In my college textbook on Political Science, I learned about what it called the four branches of government; the fourth, and at times the most powerful, being the media.
The days are past, or nearly so, when a man such as William Crawford could be, according to the book Henry Clay: The Essential American, lost his bid for the presidency in the early eighteen hundreds, because many people had been told, and apparently some newspapers even printed that he was dead. He was very much alive, and very much a loser, in the election.
We heard about the Boston Bombings last year within minutes, even though some of us were thousands of miles away from where it happened. Journalists were, no doubt, scrambling to get the story off to their outlet as fast as their fingers could type or voices could talk.

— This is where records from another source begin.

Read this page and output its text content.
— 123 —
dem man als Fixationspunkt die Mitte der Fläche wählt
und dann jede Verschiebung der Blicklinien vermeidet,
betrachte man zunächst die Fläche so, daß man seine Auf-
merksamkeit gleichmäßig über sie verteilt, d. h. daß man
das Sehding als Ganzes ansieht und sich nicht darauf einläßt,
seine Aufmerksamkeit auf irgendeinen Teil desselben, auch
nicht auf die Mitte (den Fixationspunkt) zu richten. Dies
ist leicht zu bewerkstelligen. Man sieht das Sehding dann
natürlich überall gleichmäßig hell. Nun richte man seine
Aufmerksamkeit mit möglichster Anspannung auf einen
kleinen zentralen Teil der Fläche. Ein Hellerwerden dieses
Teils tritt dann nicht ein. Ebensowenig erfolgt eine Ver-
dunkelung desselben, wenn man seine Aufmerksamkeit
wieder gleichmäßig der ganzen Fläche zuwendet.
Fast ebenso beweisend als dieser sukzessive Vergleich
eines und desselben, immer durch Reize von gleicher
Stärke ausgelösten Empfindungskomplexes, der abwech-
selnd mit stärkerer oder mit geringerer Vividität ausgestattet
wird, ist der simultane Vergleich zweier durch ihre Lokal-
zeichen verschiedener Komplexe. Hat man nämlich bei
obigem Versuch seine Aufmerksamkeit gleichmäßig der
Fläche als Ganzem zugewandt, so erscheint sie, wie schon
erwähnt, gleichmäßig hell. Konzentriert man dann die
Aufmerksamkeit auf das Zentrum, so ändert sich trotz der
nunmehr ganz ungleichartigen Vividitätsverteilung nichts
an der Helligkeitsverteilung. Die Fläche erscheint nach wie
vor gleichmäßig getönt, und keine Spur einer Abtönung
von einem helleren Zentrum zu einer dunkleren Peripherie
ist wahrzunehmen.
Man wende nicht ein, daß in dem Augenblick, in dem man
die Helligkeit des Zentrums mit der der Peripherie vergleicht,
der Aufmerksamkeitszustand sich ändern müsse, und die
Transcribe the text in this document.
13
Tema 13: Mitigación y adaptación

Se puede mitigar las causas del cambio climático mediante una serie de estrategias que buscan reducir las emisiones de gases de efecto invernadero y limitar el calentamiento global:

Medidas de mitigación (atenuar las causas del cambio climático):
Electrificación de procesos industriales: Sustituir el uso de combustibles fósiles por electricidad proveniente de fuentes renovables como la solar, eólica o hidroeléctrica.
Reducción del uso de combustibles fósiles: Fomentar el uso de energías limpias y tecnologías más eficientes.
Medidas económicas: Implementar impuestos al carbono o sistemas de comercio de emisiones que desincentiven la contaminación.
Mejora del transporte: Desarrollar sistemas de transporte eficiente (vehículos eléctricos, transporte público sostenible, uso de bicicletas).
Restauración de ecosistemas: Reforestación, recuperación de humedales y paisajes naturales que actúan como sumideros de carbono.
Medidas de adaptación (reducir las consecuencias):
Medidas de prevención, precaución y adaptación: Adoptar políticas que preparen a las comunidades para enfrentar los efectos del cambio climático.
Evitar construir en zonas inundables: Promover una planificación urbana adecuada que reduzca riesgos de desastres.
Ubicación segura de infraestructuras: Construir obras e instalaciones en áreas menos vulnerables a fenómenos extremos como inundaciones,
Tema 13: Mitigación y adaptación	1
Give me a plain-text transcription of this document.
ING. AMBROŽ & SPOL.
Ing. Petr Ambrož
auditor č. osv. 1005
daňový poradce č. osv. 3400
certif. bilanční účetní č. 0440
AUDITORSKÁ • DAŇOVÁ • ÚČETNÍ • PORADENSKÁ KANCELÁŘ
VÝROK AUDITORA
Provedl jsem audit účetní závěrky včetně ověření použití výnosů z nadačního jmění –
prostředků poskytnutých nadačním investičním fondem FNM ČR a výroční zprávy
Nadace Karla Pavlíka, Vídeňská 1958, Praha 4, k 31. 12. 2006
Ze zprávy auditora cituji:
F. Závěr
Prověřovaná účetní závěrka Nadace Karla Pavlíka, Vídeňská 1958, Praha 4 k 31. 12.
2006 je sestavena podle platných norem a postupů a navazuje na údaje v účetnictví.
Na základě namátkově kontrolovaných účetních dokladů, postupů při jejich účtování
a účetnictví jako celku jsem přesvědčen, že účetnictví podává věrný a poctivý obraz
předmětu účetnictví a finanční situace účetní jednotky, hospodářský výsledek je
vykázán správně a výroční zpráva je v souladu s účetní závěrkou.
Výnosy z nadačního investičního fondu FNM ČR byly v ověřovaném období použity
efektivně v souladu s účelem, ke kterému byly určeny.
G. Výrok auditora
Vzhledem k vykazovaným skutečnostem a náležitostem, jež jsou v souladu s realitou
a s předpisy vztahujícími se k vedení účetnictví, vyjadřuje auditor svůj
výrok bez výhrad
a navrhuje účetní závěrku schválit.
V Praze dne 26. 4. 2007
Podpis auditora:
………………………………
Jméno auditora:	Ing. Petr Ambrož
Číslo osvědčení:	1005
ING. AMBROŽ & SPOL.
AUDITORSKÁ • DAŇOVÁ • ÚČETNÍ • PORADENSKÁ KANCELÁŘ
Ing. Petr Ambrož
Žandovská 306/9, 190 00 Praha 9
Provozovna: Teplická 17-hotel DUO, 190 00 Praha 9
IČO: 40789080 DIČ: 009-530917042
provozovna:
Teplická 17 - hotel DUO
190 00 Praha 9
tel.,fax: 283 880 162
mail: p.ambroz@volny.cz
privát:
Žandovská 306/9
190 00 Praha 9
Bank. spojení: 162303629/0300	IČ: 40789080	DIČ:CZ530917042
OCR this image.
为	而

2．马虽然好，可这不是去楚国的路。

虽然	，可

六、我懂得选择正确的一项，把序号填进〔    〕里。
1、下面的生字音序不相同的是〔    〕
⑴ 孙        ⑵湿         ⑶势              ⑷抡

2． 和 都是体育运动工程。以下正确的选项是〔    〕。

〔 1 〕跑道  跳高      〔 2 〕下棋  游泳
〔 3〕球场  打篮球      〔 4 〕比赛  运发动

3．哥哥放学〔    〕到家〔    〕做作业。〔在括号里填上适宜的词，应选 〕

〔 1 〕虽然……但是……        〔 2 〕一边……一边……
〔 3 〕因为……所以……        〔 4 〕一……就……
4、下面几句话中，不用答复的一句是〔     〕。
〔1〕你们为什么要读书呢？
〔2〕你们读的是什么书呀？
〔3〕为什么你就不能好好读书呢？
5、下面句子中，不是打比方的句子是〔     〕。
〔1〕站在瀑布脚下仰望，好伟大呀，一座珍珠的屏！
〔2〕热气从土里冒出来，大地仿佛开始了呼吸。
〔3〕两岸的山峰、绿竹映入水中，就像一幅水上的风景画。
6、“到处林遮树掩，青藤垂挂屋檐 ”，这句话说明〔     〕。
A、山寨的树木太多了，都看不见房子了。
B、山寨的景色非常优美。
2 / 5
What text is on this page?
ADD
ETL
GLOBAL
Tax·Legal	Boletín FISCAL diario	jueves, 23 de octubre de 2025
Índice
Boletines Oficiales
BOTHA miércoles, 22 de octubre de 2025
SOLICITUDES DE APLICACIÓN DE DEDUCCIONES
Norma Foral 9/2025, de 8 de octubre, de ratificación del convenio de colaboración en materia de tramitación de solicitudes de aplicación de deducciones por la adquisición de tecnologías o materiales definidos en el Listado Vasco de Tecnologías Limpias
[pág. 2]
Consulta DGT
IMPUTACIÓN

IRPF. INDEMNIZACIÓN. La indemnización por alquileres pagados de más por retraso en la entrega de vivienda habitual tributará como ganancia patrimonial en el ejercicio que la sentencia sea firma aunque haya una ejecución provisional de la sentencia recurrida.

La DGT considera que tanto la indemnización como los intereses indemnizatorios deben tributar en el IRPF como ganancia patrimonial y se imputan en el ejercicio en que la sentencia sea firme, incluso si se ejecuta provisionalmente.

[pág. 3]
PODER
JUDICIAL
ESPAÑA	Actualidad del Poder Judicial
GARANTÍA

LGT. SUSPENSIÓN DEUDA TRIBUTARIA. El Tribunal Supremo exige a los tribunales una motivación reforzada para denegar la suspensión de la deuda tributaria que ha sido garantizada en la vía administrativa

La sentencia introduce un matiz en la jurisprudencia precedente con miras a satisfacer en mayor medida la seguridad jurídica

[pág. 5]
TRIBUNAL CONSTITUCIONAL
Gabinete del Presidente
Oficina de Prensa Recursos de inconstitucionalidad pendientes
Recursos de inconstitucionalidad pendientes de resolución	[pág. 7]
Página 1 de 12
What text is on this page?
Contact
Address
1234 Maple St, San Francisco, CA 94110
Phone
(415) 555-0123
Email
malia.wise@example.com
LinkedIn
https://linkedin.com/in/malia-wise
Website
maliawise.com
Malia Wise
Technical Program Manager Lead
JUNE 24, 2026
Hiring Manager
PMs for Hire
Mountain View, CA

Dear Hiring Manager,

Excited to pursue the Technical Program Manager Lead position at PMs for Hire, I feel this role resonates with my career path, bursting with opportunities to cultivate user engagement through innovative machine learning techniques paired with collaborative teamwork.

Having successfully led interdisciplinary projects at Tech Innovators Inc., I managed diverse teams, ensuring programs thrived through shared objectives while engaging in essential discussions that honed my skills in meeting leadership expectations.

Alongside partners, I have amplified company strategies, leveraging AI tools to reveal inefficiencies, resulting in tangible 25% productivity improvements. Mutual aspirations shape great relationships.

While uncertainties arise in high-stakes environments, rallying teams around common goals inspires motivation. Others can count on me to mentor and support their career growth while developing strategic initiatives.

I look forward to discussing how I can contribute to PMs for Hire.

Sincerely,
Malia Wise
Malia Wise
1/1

The media has a great effect on the way people vote. They have great effect on which stories get out, and which are forgotten. Most people do not know about what happened in the Idaho legislature today, if they are even sitting. I do not. The story is not interesting enough for the big outlets. It hast to be something that people will click on when viewing on a website, or cause them to drop the quarter in the slot to buy the paper when they see it on the headline.
The subtle nuances of politics, the gathering storms, the exiting sidelines, the secret dramas, the shifting of alliances and coming and going of power through people’s hands, are too big to put in a headline, and take too long to catch on Sixty Minutes. Media is a good thing, a helpful thing. That is how I found out who the pope is, or why the entire Western Alliance might be leaving Afghanistan by the end of the year. But I would not recommend thinking you now know the story without further checking.
Media has had a long and varied history in our country, causing at times panic and at others mad rushes of euphoria. Especially at such times as when the evening news boys called out, while waving papers over their heads “Extra, extra, read all about it!” The headline that night read DEWEY DEFEATS TRUMAN. When in fact, Dewey had lost.